The idea that playing (games or otherwise) goes hand in hand with learning is not unique to game design. The developmental psychologist Lev Vygotsky talks about “proximal zones of development” in children’s play, where kids typically choose to play with objects and tasks that are just outside their capacities because these are the most rewarding.4 Relatedly, the creativity theorist Mihaly Czikszentmihalyi’s concept of flow states that flow can be experienced when performing a task that is so hard as to challenge you but not easy enough to bore you, and where the difficulty of the task increases as your performance improves. Czikszentmihalyi developed this concept in reference to artistic and scientific creativity, but it applies just as well to game playing.5 From a seemingly completely different perspective, the machine learning researcher Jürgen Schmidhuber introduced a mathematical formalization of curiosity. In his model, a curious agent (human or artificial) goes looking for tasks that allow it to improve its model of the task, and therefore its capacity to perform the task.6 In other words, according to Schmidhuber’s theory, a mathematically optimally curious agent does the same thing as a young kid learning about the world by playing with it, or as a discerning player choosing to play games she likes or choosing challenges that seem interesting within that game.
To sum all this up, it seems that games challenge your brain in more than one way—way more than one way—and, furthermore, that good games are designed to keep you challenged by ramping up the challenge (and providing additional challenges) in a pedagogical manner. Schools should take note (some do). It is very likely that the good games, those that we choose to play and keep coming back to, are so good at least partly because they succeed in persistently challenging our brains in multiple ways.

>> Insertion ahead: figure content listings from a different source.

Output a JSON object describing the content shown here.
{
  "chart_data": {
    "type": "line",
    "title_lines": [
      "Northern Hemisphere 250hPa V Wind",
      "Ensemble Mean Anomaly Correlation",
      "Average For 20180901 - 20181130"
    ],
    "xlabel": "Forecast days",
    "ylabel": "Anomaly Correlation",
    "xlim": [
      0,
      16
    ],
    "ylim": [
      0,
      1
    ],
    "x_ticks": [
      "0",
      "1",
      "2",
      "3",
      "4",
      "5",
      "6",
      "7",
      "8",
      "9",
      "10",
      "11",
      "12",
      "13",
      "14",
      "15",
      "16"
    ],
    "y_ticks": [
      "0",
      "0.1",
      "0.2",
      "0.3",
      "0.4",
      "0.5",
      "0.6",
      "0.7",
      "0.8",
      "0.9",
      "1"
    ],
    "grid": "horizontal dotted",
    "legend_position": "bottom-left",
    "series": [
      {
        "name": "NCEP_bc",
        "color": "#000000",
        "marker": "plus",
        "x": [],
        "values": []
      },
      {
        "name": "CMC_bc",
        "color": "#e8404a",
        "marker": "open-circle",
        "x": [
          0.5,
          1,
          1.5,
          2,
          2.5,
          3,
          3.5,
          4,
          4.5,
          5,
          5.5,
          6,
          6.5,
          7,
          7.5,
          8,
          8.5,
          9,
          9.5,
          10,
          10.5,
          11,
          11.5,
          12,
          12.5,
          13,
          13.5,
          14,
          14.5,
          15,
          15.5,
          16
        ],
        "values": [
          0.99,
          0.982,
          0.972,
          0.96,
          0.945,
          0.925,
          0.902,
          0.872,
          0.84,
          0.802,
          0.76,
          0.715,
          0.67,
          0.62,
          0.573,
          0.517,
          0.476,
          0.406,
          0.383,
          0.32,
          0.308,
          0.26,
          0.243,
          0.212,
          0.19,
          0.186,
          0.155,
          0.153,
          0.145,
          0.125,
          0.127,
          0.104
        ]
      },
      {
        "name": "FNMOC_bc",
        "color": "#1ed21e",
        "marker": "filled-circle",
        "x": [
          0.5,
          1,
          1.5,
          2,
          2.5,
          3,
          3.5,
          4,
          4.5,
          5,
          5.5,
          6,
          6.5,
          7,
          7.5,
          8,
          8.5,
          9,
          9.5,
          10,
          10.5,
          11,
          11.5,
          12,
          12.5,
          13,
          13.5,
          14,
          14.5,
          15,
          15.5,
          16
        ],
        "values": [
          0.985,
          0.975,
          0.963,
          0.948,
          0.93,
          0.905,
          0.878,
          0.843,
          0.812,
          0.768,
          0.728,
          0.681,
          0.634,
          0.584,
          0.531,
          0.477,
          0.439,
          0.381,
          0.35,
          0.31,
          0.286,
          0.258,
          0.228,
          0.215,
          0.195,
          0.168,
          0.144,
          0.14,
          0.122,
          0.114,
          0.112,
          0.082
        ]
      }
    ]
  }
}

So you definitely use your intelligence when you play games. At the same time, we saw in the previous chapter that it is possible to build software that can play Chess or Go better than any human while seemingly not being intelligent. So how come intelligence is needed for humans to play games, but not for machines to play them? What’s going on here? It is time to try to nail down what we mean by artificial intelligence and, in the process, what we mean by intelligence.